Question

Show that the finite-state automaton constructed from a regular grammar in the proof of Theorem 2 recognizes the set generated by this grammar.

Short answer

The finite-state automaton produced from a regular grammar in the proof of Theorem 2 recognizes the set created by this grammar is proved as true.

Step-by-step solution

General form

Finite-state automaton (Definition):A finite-state automaton \({\bf{M = }}\left( {{\bf{S,I,f,}}{{\bf{s}}_{\bf{0}}}{\bf{,F}}} \right)\) consists of an initial or start state \({{\bf{s}}_0}\), a finite set S of states, a finite alphabet of inputs I, a transition function f that assigns a subsequent state to each pair of states and inputs (such that \({\bf{f:S \times I}} \to {\bf{S}}\)), and a subset F of S made up of final states (or accepting states).

Regular expressions (Definition):A recursive definition of the regular expressions over a set I is as follows:

A regular expression with the symbol \(\emptyset \);

A regular expression with the symbol \({\bf{\lambda }}\);

whenever \({\bf{x}} \in {\bf{I}}\); the symbol x is a regular expression.

When A and B are regular expressions, the symbols \(\left( {{\bf{AB}}} \right){\bf{,}}\left( {{\bf{A}} \cup {\bf{B}}} \right){\bf{,}}\) and \({\bf{A*}}\) are also regular expressions.

Regular sets are the sets that regular expressions represent.

Theorem 2: A set is formed by a regular grammar if and only if it is a regular set.

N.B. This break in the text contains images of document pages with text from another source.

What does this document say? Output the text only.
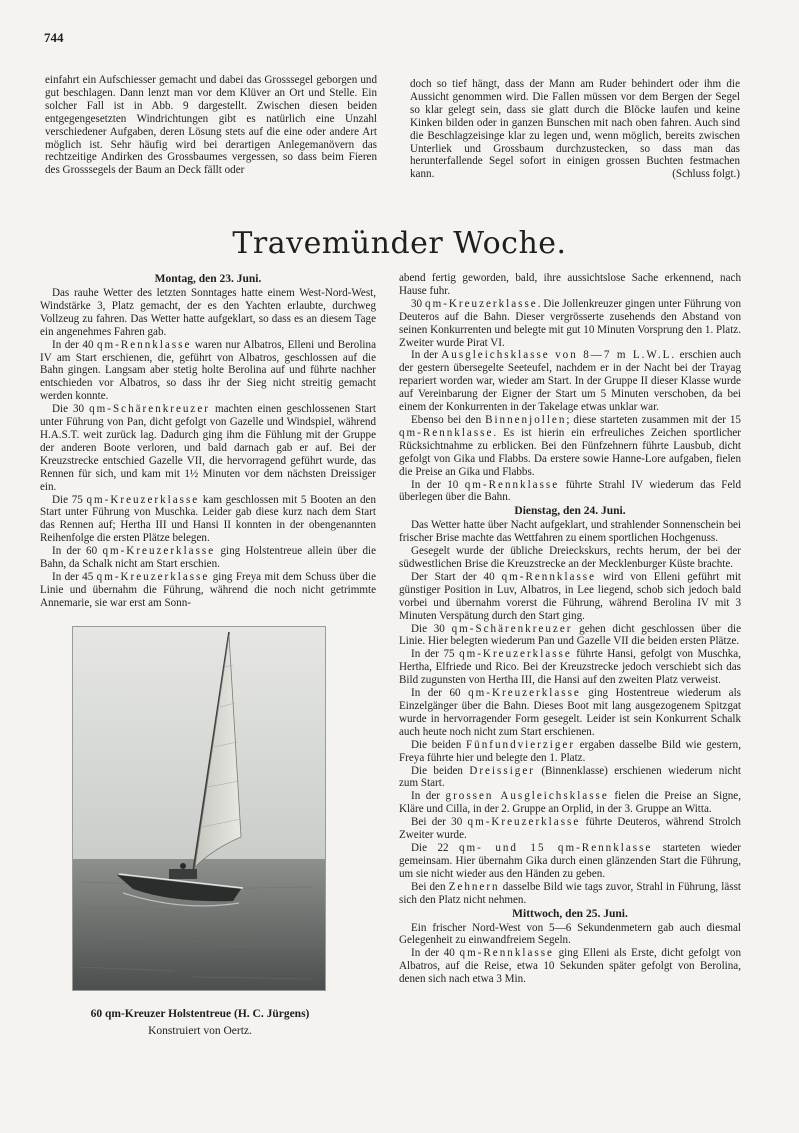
744

einfahrt ein Aufschiesser gemacht und dabei das Grosssegel geborgen und gut beschlagen. Dann lenzt man vor dem Klüver an Ort und Stelle. Ein solcher Fall ist in Abb. 9 dargestellt. Zwischen diesen beiden entgegengesetzten Windrichtungen gibt es natürlich eine Unzahl verschiedener Aufgaben, deren Lösung stets auf die eine oder andere Art möglich ist. Sehr häufig wird bei derartigen Anlegemanövern das rechtzeitige Andirken des Grossbaumes vergessen, so dass beim Fieren des Grosssegels der Baum an Deck fällt oder

doch so tief hängt, dass der Mann am Ruder behindert oder ihm die Aussicht genommen wird. Die Fallen müssen vor dem Bergen der Segel so klar gelegt sein, dass sie glatt durch die Blöcke laufen und keine Kinken bilden oder in ganzen Bunschen mit nach oben fahren. Auch sind die Beschlagzeisinge klar zu legen und, wenn möglich, bereits zwischen Unterliek und Grossbaum durchzustecken, so dass man das herunterfallende Segel sofort in einigen grossen Buchten festmachen kann.	(Schluss folgt.)

Travemünder Woche.
Montag, den 23. Juni.

Das rauhe Wetter des letzten Sonntages hatte einem West-Nord-West, Windstärke 3, Platz gemacht, der es den Yachten erlaubte, durchweg Vollzeug zu fahren. Das Wetter hatte aufgeklart, so dass es an diesem Tage ein angenehmes Fahren gab.

In der 40 qm-Rennklasse waren nur Albatros, Elleni und Berolina IV am Start erschienen, die, geführt von Albatros, geschlossen auf die Bahn gingen. Langsam aber stetig holte Berolina auf und führte nachher entschieden vor Albatros, so dass ihr der Sieg nicht streitig gemacht werden konnte.

Die 30 qm-Schärenkreuzer machten einen geschlossenen Start unter Führung von Pan, dicht gefolgt von Gazelle und Windspiel, während H.A.S.T. weit zurück lag. Dadurch ging ihm die Fühlung mit der Gruppe der anderen Boote verloren, und bald darnach gab er auf. Bei der Kreuzstrecke entschied Gazelle VII, die hervorragend geführt wurde, das Rennen für sich, und kam mit 1½ Minuten vor dem nächsten Dreissiger ein.

Die 75 qm-Kreuzerklasse kam geschlossen mit 5 Booten an den Start unter Führung von Muschka. Leider gab diese kurz nach dem Start das Rennen auf; Hertha III und Hansi II konnten in der obengenannten Reihenfolge die ersten Plätze belegen.

In der 60 qm-Kreuzerklasse ging Holstentreue allein über die Bahn, da Schalk nicht am Start erschien.

In der 45 qm-Kreuzerklasse ging Freya mit dem Schuss über die Linie und übernahm die Führung, während die noch nicht getrimmte Annemarie, sie war erst am Sonn-

60 qm-Kreuzer Holstentreue (H. C. Jürgens)
Konstruiert von Oertz.

abend fertig geworden, bald, ihre aussichtslose Sache erkennend, nach Hause fuhr.

30 qm-Kreuzerklasse. Die Jollenkreuzer gingen unter Führung von Deuteros auf die Bahn. Dieser vergrösserte zusehends den Abstand von seinen Konkurrenten und belegte mit gut 10 Minuten Vorsprung den 1. Platz. Zweiter wurde Pirat VI.

In der Ausgleichsklasse von 8—7 m L.W.L. erschien auch der gestern übersegelte Seeteufel, nachdem er in der Nacht bei der Trayag repariert worden war, wieder am Start. In der Gruppe II dieser Klasse wurde auf Vereinbarung der Eigner der Start um 5 Minuten verschoben, da bei einem der Konkurrenten in der Takelage etwas unklar war.

Ebenso bei den Binnenjollen; diese starteten zusammen mit der 15 qm-Rennklasse. Es ist hierin ein erfreuliches Zeichen sportlicher Rücksichtnahme zu erblicken. Bei den Fünfzehnern führte Lausbub, dicht gefolgt von Gika und Flabbs. Da erstere sowie Hanne-Lore aufgaben, fielen die Preise an Gika und Flabbs.

In der 10 qm-Rennklasse führte Strahl IV wiederum das Feld überlegen über die Bahn.

Dienstag, den 24. Juni.

Das Wetter hatte über Nacht aufgeklart, und strahlender Sonnenschein bei frischer Brise machte das Wettfahren zu einem sportlichen Hochgenuss.

Gesegelt wurde der übliche Dreieckskurs, rechts herum, der bei der südwestlichen Brise die Kreuzstrecke an der Mecklenburger Küste brachte.

Der Start der 40 qm-Rennklasse wird von Elleni geführt mit günstiger Position in Luv, Albatros, in Lee liegend, schob sich jedoch bald vorbei und übernahm vorerst die Führung, während Berolina IV mit 3 Minuten Verspätung durch den Start ging.

Die 30 qm-Schärenkreuzer gehen dicht geschlossen über die Linie. Hier belegten wiederum Pan und Gazelle VII die beiden ersten Plätze.

In der 75 qm-Kreuzerklasse führte Hansi, gefolgt von Muschka, Hertha, Elfriede und Rico. Bei der Kreuzstrecke jedoch verschiebt sich das Bild zugunsten von Hertha III, die Hansi auf den zweiten Platz verweist.

In der 60 qm-Kreuzerklasse ging Hostentreue wiederum als Einzelgänger über die Bahn. Dieses Boot mit lang ausgezogenem Spitzgat wurde in hervorragender Form gesegelt. Leider ist sein Konkurrent Schalk auch heute noch nicht zum Start erschienen.

Die beiden Fünfundvierziger ergaben dasselbe Bild wie gestern, Freya führte hier und belegte den 1. Platz.

Die beiden Dreissiger (Binnenklasse) erschienen wiederum nicht zum Start.

In der grossen Ausgleichsklasse fielen die Preise an Signe, Kläre und Cilla, in der 2. Gruppe an Orplid, in der 3. Gruppe an Witta.

Bei der 30 qm-Kreuzerklasse führte Deuteros, während Strolch Zweiter wurde.

Die 22 qm- und 15 qm-Rennklasse starteten wieder gemeinsam. Hier übernahm Gika durch einen glänzenden Start die Führung, um sie nicht wieder aus den Händen zu geben.

Bei den Zehnern dasselbe Bild wie tags zuvor, Strahl in Führung, lässt sich den Platz nicht nehmen.

Mittwoch, den 25. Juni.

Ein frischer Nord-West von 5—6 Sekundenmetern gab auch diesmal Gelegenheit zu einwandfreiem Segeln.

In der 40 qm-Rennklasse ging Elleni als Erste, dicht gefolgt von Albatros, auf die Reise, etwa 10 Sekunden später gefolgt von Berolina, denen sich nach etwa 3 Min.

Rules of regular expression represents a set:

\(\emptyset \) represents the string-free set, or the empty set;

\({\bf{\lambda }}\) represents the set \(\left\{ {\bf{\lambda }} \right\}\), which is the set containing the empty string;

The string having the symbol x in it is represented by the set \(\left\{ {\bf{x}} \right\}\);

(AB)depicts the order of the sets that are represented by bothAand B;

The combination of the sets that bothA andBrepresent is represented by \(\left( {{\bf{A}} \cup {\bf{B}}} \right)\);

The Kleene closure of the sets that Arepresents is represented by \({\bf{A*}}\).

Step 2: Proof of the given statement

Given that, the proof of Theorem 2.

To prove: The set produced by this grammar is recognised by the finite-state automaton created from a regular grammar.

Proof:

There is a distinct derivation for each terminal string in the grammar, and this is mirrored in how the machine functions (as each regular sub-expression has a unique machine that was given in the proof).

Additionally, those generated nonempty strings will be carefully guided to the machine's finished state.

The start state is turned into a final state, and the empty string will only be recognised if it is also included in the language. With the exception of \({\bf{1*}}\), which has the empty string \({\bf{\lambda }}\) as its final state, none of the other submachines mentioned in the proof have the start state as a final state.

Hence, the statement is proved as true.